ML: ¿Es posible pensar que a mediano plazo se eliminen
los subsidios de Europa al sector agropecuario?
CRB: Por desgracia, no creo que sea posible. Más bien preveo
una laboriosa y exasperantemente lenta reducción de los subsidios,
en un proceso en el que, otra vez, la ampliación de Europa
puede resultar útil.
ML: ¿Cuál es su opinión sobre la Unión
Monetaria Europea y las perspectivas futuras del Euro?
CRB: La UME tiene evidentes connotaciones positivas en términos
económicos, porque inyecta fuerzas contenedoras de la inflación
y los tipos de interés, que a países "díscolos"
como España le han venido de perlas. Lo malo, naturalmente,
es que las bases de los sistemas bancarios permanecen intactas,
y el euro es otra moneda fiduciaria, un invento de los políticos
y aunque han tomado todas las cautelas posibles para transmitir
la imagen de que no van a interferir con esta criatura suya, lo
cierto es que lo hacen todo el tiempo, desde la fundación
misma del Banco Central Europeo hasta los últimos reproches
recíprocos entre su presidente Wim Duisenberg y el canciller
Schröeder.
ML: ¿Considera que Inglaterra hizo bien en no ingresar
a dicha Unión Monetaria?
CRB: Sí, fue una medida prudente, aunque los británicos
corrían el riesgo de perder la primacía de la plaza
londinense.
ML: ¿Es la Unión Europea una instancia intermedia
de integración comercial con el resto del mundo o su objetivo
es sólo liberalizar el comercio entre los países miembros?

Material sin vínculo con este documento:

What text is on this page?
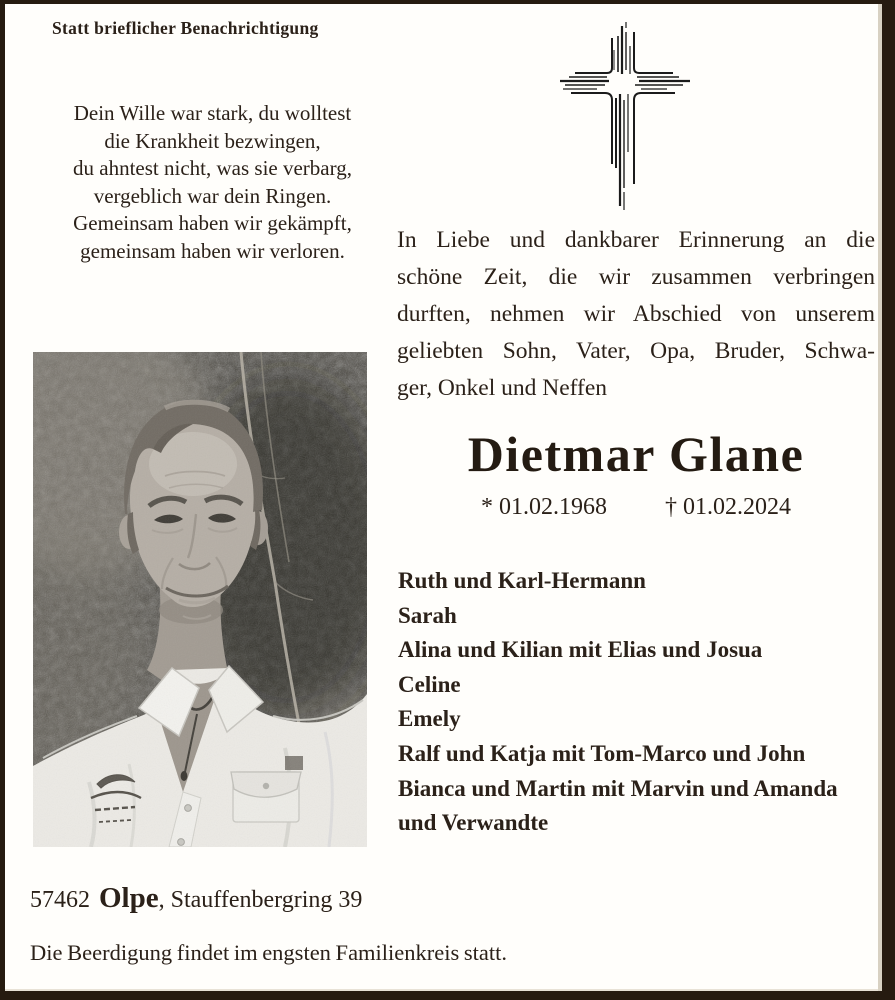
Statt brieflicher Benachrichtigung
Dein Wille war stark, du wolltest
die Krankheit bezwingen,
du ahntest nicht, was sie verbarg,
vergeblich war dein Ringen.
Gemeinsam haben wir gekämpft,
gemeinsam haben wir verloren.	In Liebe und dankbarer Erinnerung an die
schöne Zeit, die wir zusammen verbringen
durften, nehmen wir Abschied von unserem
geliebten Sohn, Vater, Opa, Bruder, Schwa-
ger, Onkel und Neffen
Dietmar Glane
* 01.02.1968 † 01.02.2024
Ruth und Karl-Hermann
Sarah
Alina und Kilian mit Elias und Josua
Celine
Emely
Ralf und Katja mit Tom-Marco und John
Bianca und Martin mit Marvin und Amanda
und Verwandte
57462 Olpe, Stauffenbergring 39
Die Beerdigung findet im engsten Familienkreis statt.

CRB: Creo que ninguna de las dos cosas. La UE es una creación
política, con objetivos políticos desde su origen,
algunos legítimos, como garantizar la paz de un continente
probadamente predispuesto a la masacre, y otros no, como el crecimiento
de un nuevo poder sito en Bruselas y listo para reproducir los conocidos
fallos de los viejos Estados nacionales. Para esos objetivos políticos
se inventó el euro, se lanzó la consigna de la Europa
unida frente a Estados Unidos, se proclamó la cultura de
la estabilidad de precios y se abrieron las fronteras, pero sólo
para los países miembros y no siempre con gran entusiasmo:
véase el actual conflicto franco-británico a propósito
de las "vacas locas".
ML: ¿Qué país europeo produjo últimamente
avances en materia de reformas económicas estructurales?
CRB: Sin duda alguna Polonia, un país pobre y con amplios
conocimientos empíricos de lo que significa el intervencionismo
económico. A comienzos de 1999 Polonia reformó las
pensiones, y pasó a un sistema de reparto. Es el primer país
europeo que toma este paso. No hay que perder (del todo) las esperanzas.